Limitations & Future Work¶
- Dependency on manual category priors: The weights and metrics in PGDM depend on "expected shape" priors, which might require retuning for new domains with unknown or variable shapes.
- Coarse sparsity estimation: Using the global instance count for the whole image might be too coarse for images that are locally sparse but globally dense.
- Future Directions: Exploring learnable/adaptive routing and prior scores to reduce manual tuning; extending the self-bootstrapping scale idea to horizontal boxes or video tasks.
Related Work & Insights¶
- vs. Point2RBox-v2: v2 uses Voronoi Watershed and single-layer FPN assignment; v3 enhances this with dynamic routing (SAM/Watershed) and PLA multi-level assignment, gaining +8.61 AP50 in E2E DOTA-v1.0.
- vs. SAM-based routes (P2RBox/PointSAM): These use SAM as a mask generator throughout. Ours uses SAM only for sparse scenes and corrects it with a prior selector, outperforming P2RBox without SAM overhead during inference.

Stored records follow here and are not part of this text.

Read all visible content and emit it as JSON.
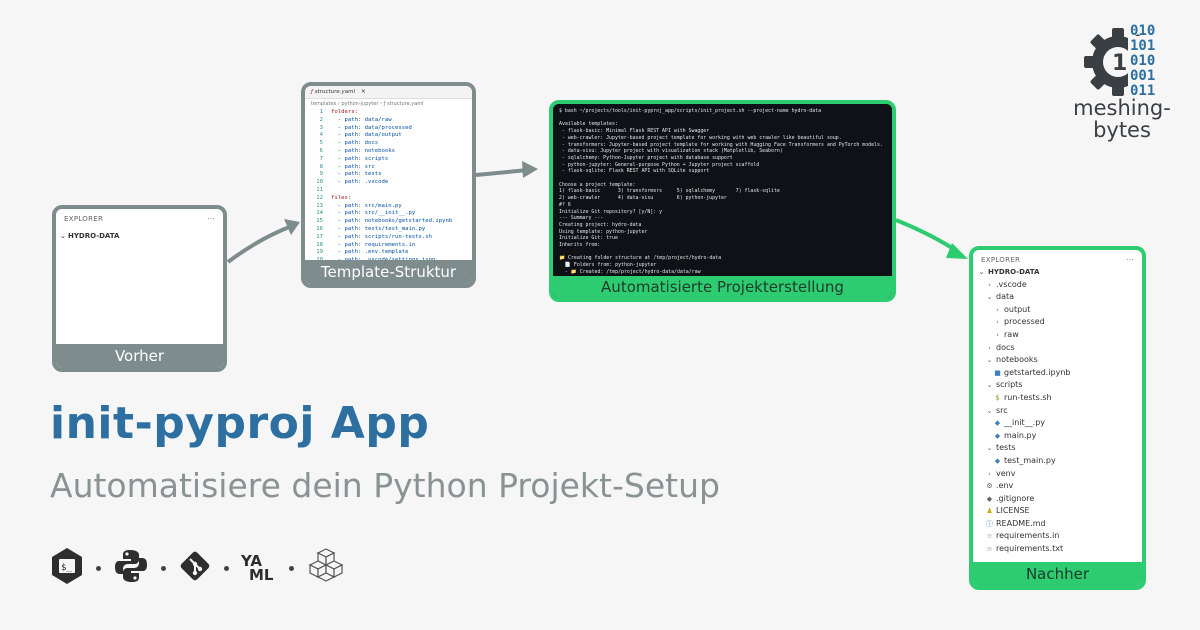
{
  "colors": {
    "gray": "#7f8c8d",
    "green": "#2ecc71",
    "title_blue": "#2c6fa0",
    "subtitle_gray": "#8a9394"
  },
  "vorher": {
    "explorer_label": "EXPLORER",
    "more": "···",
    "root": "HYDRO-DATA",
    "caption": "Vorher"
  },
  "template": {
    "tab_label": "structure.yaml",
    "breadcrumb": "templates › python-jupyter › ƒ structure.yaml",
    "caption": "Template-Struktur",
    "lines": [
      {
        "n": "1",
        "text": "folders:"
      },
      {
        "n": "2",
        "text": "  - path: data/raw"
      },
      {
        "n": "3",
        "text": "  - path: data/processed"
      },
      {
        "n": "4",
        "text": "  - path: data/output"
      },
      {
        "n": "5",
        "text": "  - path: docs"
      },
      {
        "n": "6",
        "text": "  - path: notebooks"
      },
      {
        "n": "7",
        "text": "  - path: scripts"
      },
      {
        "n": "8",
        "text": "  - path: src"
      },
      {
        "n": "9",
        "text": "  - path: tests"
      },
      {
        "n": "10",
        "text": "  - path: .vscode"
      },
      {
        "n": "11",
        "text": ""
      },
      {
        "n": "12",
        "text": "files:"
      },
      {
        "n": "13",
        "text": "  - path: src/main.py"
      },
      {
        "n": "14",
        "text": "  - path: src/__init__.py"
      },
      {
        "n": "15",
        "text": "  - path: notebooks/getstarted.ipynb"
      },
      {
        "n": "16",
        "text": "  - path: tests/test_main.py"
      },
      {
        "n": "17",
        "text": "  - path: scripts/run-tests.sh"
      },
      {
        "n": "18",
        "text": "  - path: requirements.in"
      },
      {
        "n": "19",
        "text": "  - path: .env.template"
      },
      {
        "n": "20",
        "text": "  - path: .vscode/settings.json"
      },
      {
        "n": "21",
        "text": ""
      }
    ]
  },
  "terminal": {
    "caption": "Automatisierte Projekterstellung",
    "text": "$ bash ~/projects/tools/init-pyproj_app/scripts/init_project.sh --project-name hydro-data\n\nAvailable templates:\n - flask-basic: Minimal Flask REST API with Swagger\n - web-crawler: Jupyter-based project template for working with web crawler like beautiful soup.\n - transformers: Jupyter-based project template for working with Hugging Face Transformers and PyTorch models.\n - data-visu: Jupyter project with visualization stack (Matplotlib, Seaborn)\n - sqlalchemy: Python-Jupyter project with database support\n - python-jupyter: General-purpose Python + Jupyter project scaffold\n - flask-sqlite: Flask REST API with SQLite support\n\nChoose a project template:\n1) flask-basic      3) transformers     5) sqlalchemy       7) flask-sqlite\n2) web-crawler      4) data-visu        6) python-jupyter\n#? 6\nInitialize Git repository? [y/N]: y\n--- Summary ---\nCreating project: hydro-data\nUsing template: python-jupyter\nInitialize Git: true\nInherits from:\n\n📁 Creating folder structure at /tmp/project/hydro-data\n  📄 Folders from: python-jupyter\n  - 📁 Created: /tmp/project/hydro-data/data/raw\n  - 📁 Created: /tmp/project/hydro-data/data/processed\n  - 📁 Created: /tmp/project/hydro-data/data/output"
  },
  "nachher": {
    "explorer_label": "EXPLORER",
    "more": "···",
    "caption": "Nachher",
    "tree": [
      {
        "icon": "chev-down",
        "glyph": "⌄",
        "label": "HYDRO-DATA",
        "indent": 0,
        "bold": true
      },
      {
        "icon": "chev-right",
        "glyph": "›",
        "label": ".vscode",
        "indent": 1
      },
      {
        "icon": "chev-down",
        "glyph": "⌄",
        "label": "data",
        "indent": 1
      },
      {
        "icon": "chev-right",
        "glyph": "›",
        "label": "output",
        "indent": 2
      },
      {
        "icon": "chev-right",
        "glyph": "›",
        "label": "processed",
        "indent": 2
      },
      {
        "icon": "chev-right",
        "glyph": "›",
        "label": "raw",
        "indent": 2
      },
      {
        "icon": "chev-right",
        "glyph": "›",
        "label": "docs",
        "indent": 1
      },
      {
        "icon": "chev-down",
        "glyph": "⌄",
        "label": "notebooks",
        "indent": 1
      },
      {
        "icon": "notebook",
        "glyph": "■",
        "label": "getstarted.ipynb",
        "indent": 2
      },
      {
        "icon": "chev-down",
        "glyph": "⌄",
        "label": "scripts",
        "indent": 1
      },
      {
        "icon": "shell",
        "glyph": "$",
        "label": "run-tests.sh",
        "indent": 2
      },
      {
        "icon": "chev-down",
        "glyph": "⌄",
        "label": "src",
        "indent": 1
      },
      {
        "icon": "python",
        "glyph": "◆",
        "label": "__init__.py",
        "indent": 2
      },
      {
        "icon": "python",
        "glyph": "◆",
        "label": "main.py",
        "indent": 2
      },
      {
        "icon": "chev-down",
        "glyph": "⌄",
        "label": "tests",
        "indent": 1
      },
      {
        "icon": "python",
        "glyph": "◆",
        "label": "test_main.py",
        "indent": 2
      },
      {
        "icon": "chev-right",
        "glyph": "›",
        "label": "venv",
        "indent": 1
      },
      {
        "icon": "gear",
        "glyph": "⚙",
        "label": ".env",
        "indent": 1
      },
      {
        "icon": "git",
        "glyph": "◆",
        "label": ".gitignore",
        "indent": 1
      },
      {
        "icon": "license",
        "glyph": "♟",
        "label": "LICENSE",
        "indent": 1
      },
      {
        "icon": "info",
        "glyph": "ⓘ",
        "label": "README.md",
        "indent": 1
      },
      {
        "icon": "text",
        "glyph": "≡",
        "label": "requirements.in",
        "indent": 1
      },
      {
        "icon": "text",
        "glyph": "≡",
        "label": "requirements.txt",
        "indent": 1
      }
    ]
  },
  "heading": {
    "title": "init-pyproj App",
    "subtitle": "Automatisiere dein Python Projekt-Setup"
  },
  "tech_icons": [
    "bash-icon",
    "python-icon",
    "git-icon",
    "yaml-icon",
    "boxes-icon"
  ],
  "yaml_icon_text": [
    "YA",
    "ML"
  ],
  "logo": {
    "binary": [
      "010",
      "101",
      "010",
      "001",
      "011"
    ],
    "name_line1": "meshing-",
    "name_line2": "bytes"
  }
}
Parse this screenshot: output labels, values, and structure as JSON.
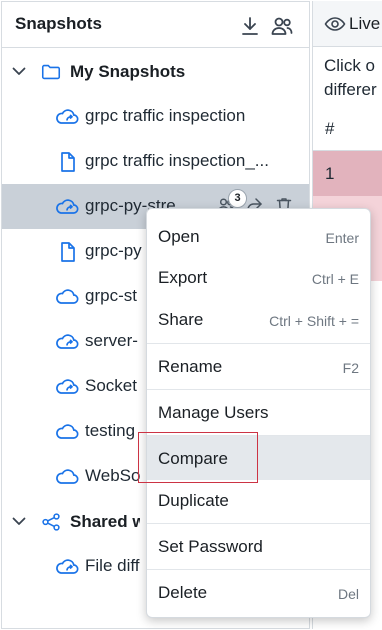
{
  "sidebar": {
    "title": "Snapshots",
    "download_icon": "download-icon",
    "users_icon": "manage-users-icon",
    "groups": [
      {
        "label": "My Snapshots",
        "icon": "folder-icon",
        "expanded": true
      },
      {
        "label": "Shared w",
        "icon": "share-nodes-icon",
        "expanded": true
      }
    ],
    "items": [
      {
        "label": "grpc traffic inspection",
        "icon": "cloud-share-icon"
      },
      {
        "label": "grpc traffic inspection_...",
        "icon": "file-icon"
      },
      {
        "label": "grpc-py-stre",
        "icon": "cloud-share-icon",
        "selected": true
      },
      {
        "label": "grpc-py",
        "icon": "file-icon"
      },
      {
        "label": "grpc-st",
        "icon": "cloud-icon"
      },
      {
        "label": "server-",
        "icon": "cloud-share-icon"
      },
      {
        "label": "Socket",
        "icon": "cloud-share-icon"
      },
      {
        "label": "testing",
        "icon": "cloud-icon"
      },
      {
        "label": "WebSo",
        "icon": "cloud-icon"
      }
    ],
    "shared_items": [
      {
        "label": "File diff",
        "icon": "cloud-share-icon"
      }
    ],
    "selected_actions": {
      "user_count": "3"
    }
  },
  "right_pane": {
    "tab_label": "Live",
    "hint_line1": "Click o",
    "hint_line2": "differer",
    "column_header": "#",
    "first_row": "1"
  },
  "context_menu": {
    "items": [
      {
        "label": "Open",
        "shortcut": "Enter"
      },
      {
        "label": "Export",
        "shortcut": "Ctrl + E"
      },
      {
        "label": "Share",
        "shortcut": "Ctrl + Shift + ="
      },
      {
        "label": "Rename",
        "shortcut": "F2"
      },
      {
        "label": "Manage Users",
        "shortcut": ""
      },
      {
        "label": "Compare",
        "shortcut": "",
        "hovered": true
      },
      {
        "label": "Duplicate",
        "shortcut": ""
      },
      {
        "label": "Set Password",
        "shortcut": ""
      },
      {
        "label": "Delete",
        "shortcut": "Del"
      }
    ]
  },
  "colors": {
    "selected_row": "#c9d0d8",
    "icon_blue": "#1a73e8",
    "diff_removed_strong": "#e2b3bd",
    "diff_removed_light": "#f4d3d9",
    "menu_hover": "#e4e8ec",
    "highlight_border": "#cc3344"
  }
}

- vs. PointOBB-v3: PointOBB variants often use center regions across all FPN layers as positives or gate aggregation, essentially losing the classical multi-level assignment logic. This paper restores it using coarse scale clues.
Rating¶
- Novelty: ⭐⭐⭐⭐ First to use dynamic pseudo-labels for multi-level assignment and density-based routing of SAM/Watershed.
- Experimental Thoroughness: ⭐⭐⭐⭐⭐ Covers six benchmarks, category-level analysis, multiple ablations, and PWOOD transfer.
- Writing Quality: ⭐⭐⭐⭐ Clear motivation and methodology; includes strong visual aids.
- Value: ⭐⭐⭐⭐ Cost-effective improvement for weakly supervised rotated detection with transferable modules.